A poesia é a forma de expressão mais usada entre os milhares de escritores que compõem parte do contingente de mais de três milhões de brasileiros que vivem no exterior. Esta constatação foi uma das forças que levaram a professora mineira Else Vieira a realizar um delicado e ousado trabalho.
Durante cerca de duas décadas, a titular da cadeira de Estudos Brasileiros e Latino-Americanos na Universidade de Londres pesquisou, arquivou, editou e traduziu a produção poética de um grupo de seis brasileiros residentes na Inglaterra, Estados Unidos e Canadá.
O livro Poetas à Deriva Primeira Antologia da Poesia da Diáspora Brasileira, recém-publicado e com lançamento comercial previsto para setembro, é o resultado dessa escavação. Desenvolvido como trabalho de pós-doutorado na Universidade de Oxford (Inglaterra), em edição bilíngue, a obra, para a Else, é um "marco", pois cria "uma memória cultural da diáspora brasileira em formação".
No registro literário, sem discutir a qualidade dos textos compilados, os poemas podem ser lidos tanto do ponto de vista da literatura brasileira quanto do pais receptor do escritor imigrante. Há também um retrato de uma época histórica e política do Brasil.
Imigração
O período retratado pelo livro é, segundo a organizadora, o momento em que a imigração brasileira ganhou "contornos nítidos", durante a década de 1990. Após a abertura política em 1985 e um inesperado desencanto com os primeiros anos da democratização do país, houve "uma reversão história".
"O Brasil durante cinco séculos foi receptor de imigrantes e tornou-se um país exportador. Uma presença que não se identifica em forma visíveis, mas que se sente, por exemplo, pelo português do Brasil que se ouve a todo momento nos metrôs e nas ruas", descreve Else.
Assim, o livro nasce com a vocação para objeto de pesquisa em universidades estrangeiras, tanto na área de ciências sociais, como das letras.
Vozes
A antologia reúne diferentes vozes poéticas com sentimentos consonantes aos desterrados. Todos os autores, por exemplo, escreveram poemas que narram caminhadas solitárias pelas ruas e esquinas estrangeiras. Os pensamentos vertidos em versos, em regra, misturam lembranças do passado no Brasil com a angústia de um futuro incerto no exílio.

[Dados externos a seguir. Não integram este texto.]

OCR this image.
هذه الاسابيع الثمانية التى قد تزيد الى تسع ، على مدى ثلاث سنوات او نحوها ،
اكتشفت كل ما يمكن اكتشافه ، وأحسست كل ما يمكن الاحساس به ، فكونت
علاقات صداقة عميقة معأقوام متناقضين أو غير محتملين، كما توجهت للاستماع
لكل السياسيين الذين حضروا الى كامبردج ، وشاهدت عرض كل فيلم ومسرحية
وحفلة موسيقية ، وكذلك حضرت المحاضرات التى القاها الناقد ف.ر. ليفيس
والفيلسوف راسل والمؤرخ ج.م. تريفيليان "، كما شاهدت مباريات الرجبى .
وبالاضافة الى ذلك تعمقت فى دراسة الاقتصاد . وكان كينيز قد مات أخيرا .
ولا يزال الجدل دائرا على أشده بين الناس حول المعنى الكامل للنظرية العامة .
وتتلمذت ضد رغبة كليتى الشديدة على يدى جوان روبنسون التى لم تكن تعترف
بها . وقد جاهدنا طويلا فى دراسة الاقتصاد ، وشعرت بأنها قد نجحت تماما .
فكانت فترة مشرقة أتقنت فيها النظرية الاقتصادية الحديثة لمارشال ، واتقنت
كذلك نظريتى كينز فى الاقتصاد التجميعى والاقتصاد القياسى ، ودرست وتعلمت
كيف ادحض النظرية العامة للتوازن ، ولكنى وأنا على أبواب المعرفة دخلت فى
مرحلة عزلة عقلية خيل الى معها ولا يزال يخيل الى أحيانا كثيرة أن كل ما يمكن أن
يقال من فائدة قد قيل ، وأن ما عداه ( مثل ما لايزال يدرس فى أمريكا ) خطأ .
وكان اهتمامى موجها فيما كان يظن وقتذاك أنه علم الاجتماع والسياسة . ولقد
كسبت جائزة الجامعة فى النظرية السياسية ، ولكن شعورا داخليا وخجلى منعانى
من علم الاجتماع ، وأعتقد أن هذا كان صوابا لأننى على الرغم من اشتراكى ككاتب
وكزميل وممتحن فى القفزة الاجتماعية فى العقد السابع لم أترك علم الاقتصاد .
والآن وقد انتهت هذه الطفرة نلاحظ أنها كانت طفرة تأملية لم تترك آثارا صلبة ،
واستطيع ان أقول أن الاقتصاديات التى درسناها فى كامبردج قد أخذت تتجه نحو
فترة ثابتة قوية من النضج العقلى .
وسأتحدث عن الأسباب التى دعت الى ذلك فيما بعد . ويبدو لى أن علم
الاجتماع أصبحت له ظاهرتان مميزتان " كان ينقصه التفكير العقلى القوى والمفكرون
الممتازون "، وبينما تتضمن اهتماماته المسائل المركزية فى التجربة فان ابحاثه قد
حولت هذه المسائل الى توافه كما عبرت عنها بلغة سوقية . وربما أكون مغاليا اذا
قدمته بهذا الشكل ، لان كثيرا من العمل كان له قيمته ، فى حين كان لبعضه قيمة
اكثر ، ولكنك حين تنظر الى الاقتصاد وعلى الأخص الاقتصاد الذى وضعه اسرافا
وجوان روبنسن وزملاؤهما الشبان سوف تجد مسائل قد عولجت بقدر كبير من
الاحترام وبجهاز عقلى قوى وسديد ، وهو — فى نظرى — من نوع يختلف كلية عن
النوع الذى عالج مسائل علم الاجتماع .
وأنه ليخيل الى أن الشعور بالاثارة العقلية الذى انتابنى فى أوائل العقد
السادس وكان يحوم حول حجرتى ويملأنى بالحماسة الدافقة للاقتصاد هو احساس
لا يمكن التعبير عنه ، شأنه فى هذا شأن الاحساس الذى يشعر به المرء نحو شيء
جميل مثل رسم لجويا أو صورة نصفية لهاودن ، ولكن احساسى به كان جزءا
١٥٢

Uma destas vozes é a da paranaense Vilmara Bello, nascida em São João do Triunfo. No final dos anos 1990, a ex-jogadora profissional de vôlei, formada em publicidade, depois de uma passagem malsucedida pelos Estados Unidos, foi visitar a irmã em Londres. Acabou ficando por seis anos.

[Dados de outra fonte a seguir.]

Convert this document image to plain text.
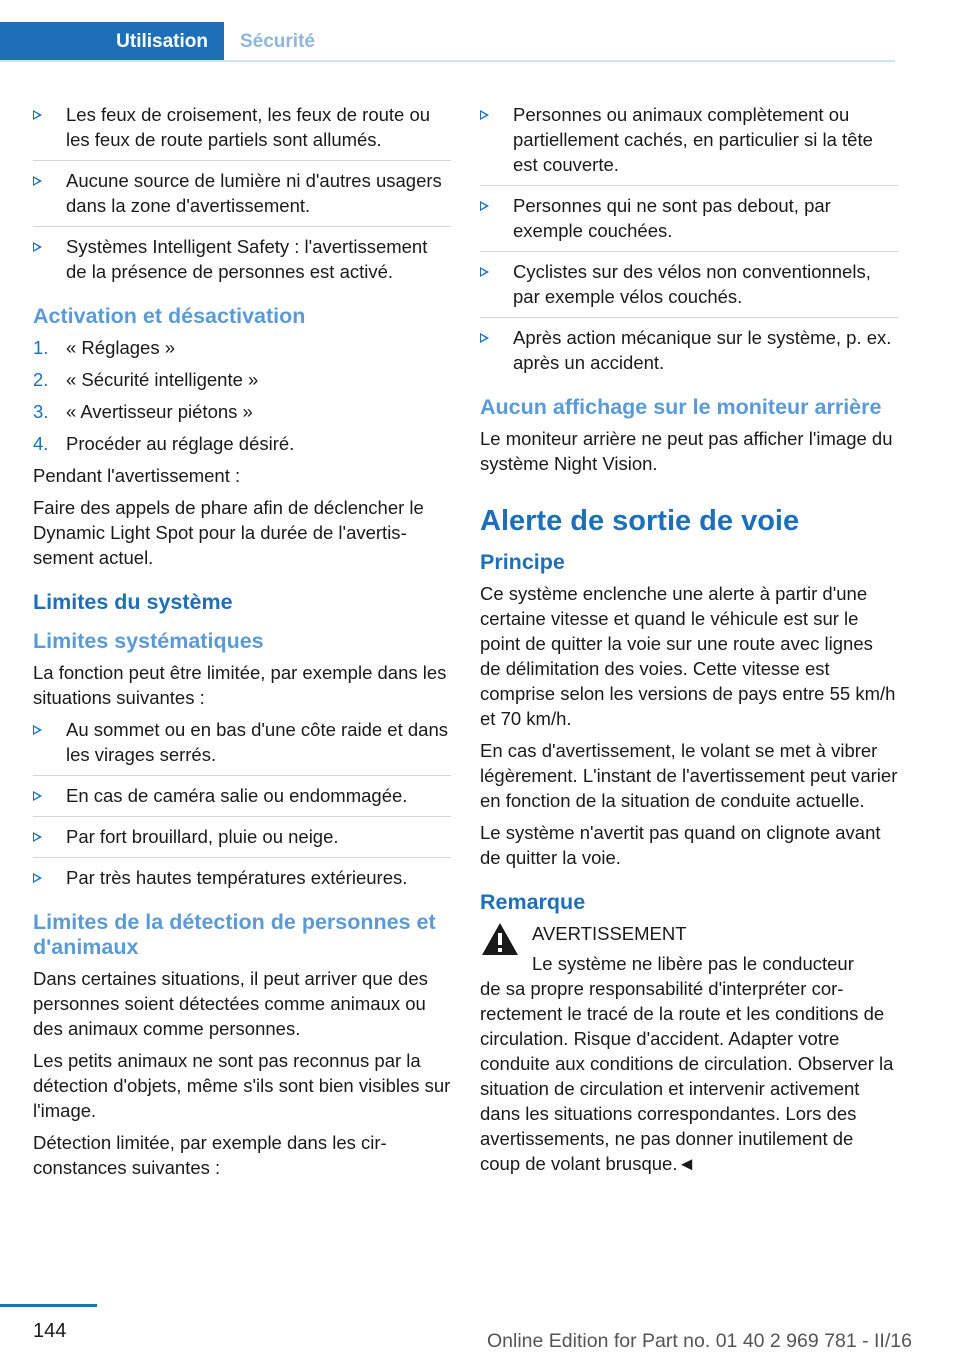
Utilisation	Sécurité
Les feux de croisement, les feux de route ou les feux de route partiels sont allumés.
Aucune source de lumière ni d'autres usagers dans la zone d'avertissement.
Systèmes Intelligent Safety : l'avertissement de la présence de personnes est activé.
Activation et désactivation
1. « Réglages »
2. « Sécurité intelligente »
3. « Avertisseur piétons »
4. Procéder au réglage désiré.

Pendant l'avertissement :

Faire des appels de phare afin de déclencher le Dynamic Light Spot pour la durée de l'avertissement actuel.

Limites du système
Limites systématiques

La fonction peut être limitée, par exemple dans les situations suivantes :

Au sommet ou en bas d'une côte raide et dans les virages serrés.
En cas de caméra salie ou endommagée.
Par fort brouillard, pluie ou neige.
Par très hautes températures extérieures.
Limites de la détection de personnes et d'animaux

Dans certaines situations, il peut arriver que des personnes soient détectées comme animaux ou des animaux comme personnes.

Les petits animaux ne sont pas reconnus par la détection d'objets, même s'ils sont bien visibles sur l'image.

Détection limitée, par exemple dans les circonstances suivantes :

Personnes ou animaux complètement ou partiellement cachés, en particulier si la tête est couverte.
Personnes qui ne sont pas debout, par exemple couchées.
Cyclistes sur des vélos non conventionnels, par exemple vélos couchés.
Après action mécanique sur le système, p. ex. après un accident.
Aucun affichage sur le moniteur arrière

Le moniteur arrière ne peut pas afficher l'image du système Night Vision.

Alerte de sortie de voie
Principe

Ce système enclenche une alerte à partir d'une certaine vitesse et quand le véhicule est sur le point de quitter la voie sur une route avec lignes de délimitation des voies. Cette vitesse est comprise selon les versions de pays entre 55 km/h et 70 km/h.

En cas d'avertissement, le volant se met à vibrer légèrement. L'instant de l'avertissement peut varier en fonction de la situation de conduite actuelle.

Le système n'avertit pas quand on clignote avant de quitter la voie.

Remarque
AVERTISSEMENT
Le système ne libère pas le conducteur
de sa propre responsabilité d'interpréter correctement le tracé de la route et les conditions de circulation. Risque d'accident. Adapter votre conduite aux conditions de circulation. Observer la situation de circulation et intervenir activement dans les situations correspondantes. Lors des avertissements, ne pas donner inutilement de coup de volant brusque.◄
144	Online Edition for Part no. 01 40 2 969 781 - II/16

Lá, em pouco tempo, passou a se encontrar com outros patrícios com veleidades literárias na Casa Brasil, misto de bar e centro cultural, no qual em uma noite por semana se lia textos de Carlos Drummond de Andrade e os poemas dos próprios punhos.
"Quem escreve já é meio deslocado do mundo real. O desterro só aumenta o sofrimento", confessa Vilmara. "O sentimento é de estar fora de tudo, de ter perdido espaço [no Brasil] e saber que dificilmente se vai conquistá-lo aqui [no exterior]", diz.
Vilmara expressa de forma muito tocante no livro outro tema recorrente: o luto devastador pela morte de uma pessoa amada no Brasil. "Somos mais estrangeiros em uma terra estrangeira, onde não há um túmulo visível", explica Else, citando o filosofo francês Gilles Deleuze (1925-1995).
"O local onde jazem os antepassados é o ponto do qual medimos o ponto de imobilidade, a partir do qual medimos o nosso afastamento e toda essa distância", afirma Else.